UK beef representatives slam Brazil’s welfare standards

BRAZILIAN BEEF has taken another pounding this week, with UK industry representatives insisting it falls well short of domestic standards in terms of quality assurance and traceability.

“The most commonly used beef assurance scheme in Brazil is the Integrated Farm Assurance standard, operated by EUREP-GAP, which is based in Germany,” explains Robert Forster, chief executive of the National Beef Association.

“Although it is well written, and often uses the same words as the UK schemes, it is supermarket and not producer led.”

This means the requirements for Brazilian imports fall well short of the standards set in the UK.

In particular, Brazilian beef farmers only have to achieve 72% compliance with 175 control points in order to secure quality assured status, compared with 100% in the UK, says Mr Forster.

The scheme is also undermined because it does not have a specific animal welfare section. Furthermore, most of its environmental, waste and pollution management sections are covered by non-compulsory recommendations. 

 “In other words environmental and welfare tick boxes, which are such a powerful element of UK farm assurance and which UK supermarkets insist on, are either almost non-existent or need only be complied with voluntarily – which means they can be safely ignored,” says Mr Forster.

UK supermarkets insist they make additional demands on their Brazillian suppliers, but have yet to reveal exactly what they are, says Mr Forster.

“Until they do, it is impossible for them to claim Brazilian beef has assurance parity with home produced. They should make sure that consumers who buy Brazilian are aware of this.”

Mike Tempest of the Livestock and Meat Commission in Northern Ireland adds that there are grave doubts about the effectiveness of the country’s traceability system (SISBOV).

In particular, he refers to a 2004 report by the EU’s Food and Veterinary Office, which concludes: “The present level of implementation of SISBOV, the lack of proper supervision of movements, combined with numerous incoherencies in the central data base, undermine the reliability of the certification of live animals sent to slaughter.”

The FVO report also points out that some of the  checklists in Brazil’s export slaughterhouses are missing specific EU requirements, while staff carrying out official controls are sometimes paid by the slaughterhouse owners and not by the state.

“We don’t know if the beef exported from southern plants has come from animals reared in the foot-and-mouth affected north,” says Mr Tempest.

When it comes to labour standards, Mr Forster accepts that claims of slavery may be exaggerated.

But the Brazilian beef industry makes use of indentured labour, he says. “Workers are provided with basic accomodation, food and pocket money, with the promise of a lump sum at the end, which may or may not metrialise.

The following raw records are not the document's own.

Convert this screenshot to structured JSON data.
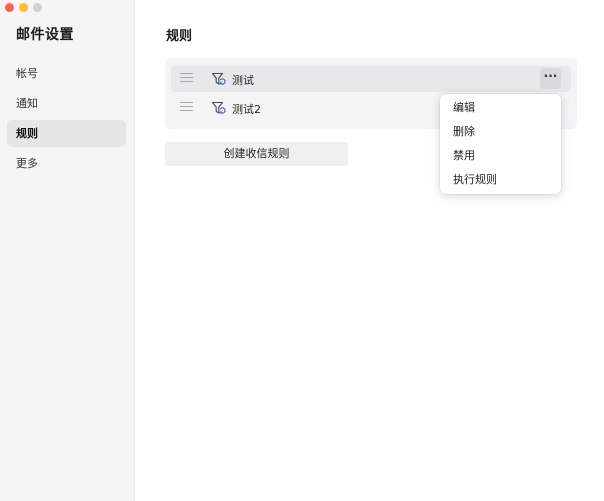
{
  "sidebar": {
    "title": "邮件设置",
    "items": [
      {
        "label": "帐号",
        "active": false
      },
      {
        "label": "通知",
        "active": false
      },
      {
        "label": "规则",
        "active": true
      },
      {
        "label": "更多",
        "active": false
      }
    ]
  },
  "main": {
    "title": "规则",
    "rules": [
      {
        "name": "测试",
        "icon": "filter-rule-icon"
      },
      {
        "name": "测试2",
        "icon": "filter-rule-icon"
      }
    ],
    "more_label": "···",
    "create_label": "创建收信规则"
  },
  "context_menu": {
    "items": [
      {
        "label": "编辑"
      },
      {
        "label": "删除"
      },
      {
        "label": "禁用"
      },
      {
        "label": "执行规则"
      }
    ]
  },
  "colors": {
    "close": "#fe5f57",
    "minimize": "#febc2e",
    "maximize": "#d0d0d0",
    "accent_blue": "#2f6fd6",
    "icon_gray": "#4a4a4a"
  }
}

It may not be slavery, but it’s not a socially happy form of employment.”

He is also adamant that the Brazilians do drop the rainforest to make way for cattle. “This beef may not be the stuff that gets sold to Tesco, but it is used to feed the indigenous population and so helps generate the surplus for the export trade.”

But Brazilian exporters have struck back at what they see as unjustified criticism emanating from competing suppliers in the UK and around the globe.

“I can understand they are not happy because we are expanding quickly and taking market share,” says Otavio Cancado, senior adviser at the Brazilian Association of the Meat Exporters’ Industry (ABIEC).

“Back in 1998 our total beef exports were worth $500m. This year we estimate they will be worth $3bn.”

But that, says Mr Cancado, is because of Brazil’s efficiency, not because of any exploitation of rainforests or workers.

He estimates that it costs just under $1 to produce a kilo of beef in Brazil, compared with $1.20 in New Zealand, $1.30 in Argentina, $1.90 in the USA and over $3 in Europe.

Mr Cancado admits that, with 195m head of cattle, movement recording is something of a challenge.

But Brazil is addressing the issue and is rolling out its own identification and certification system (SISBOV).

Alberto Foncesco, head of the commercial section at the Brazilian embassy in London, insists that with 220m ha (544m acres) of pasture in Brazil, infringement on the rainforest is unnecessary.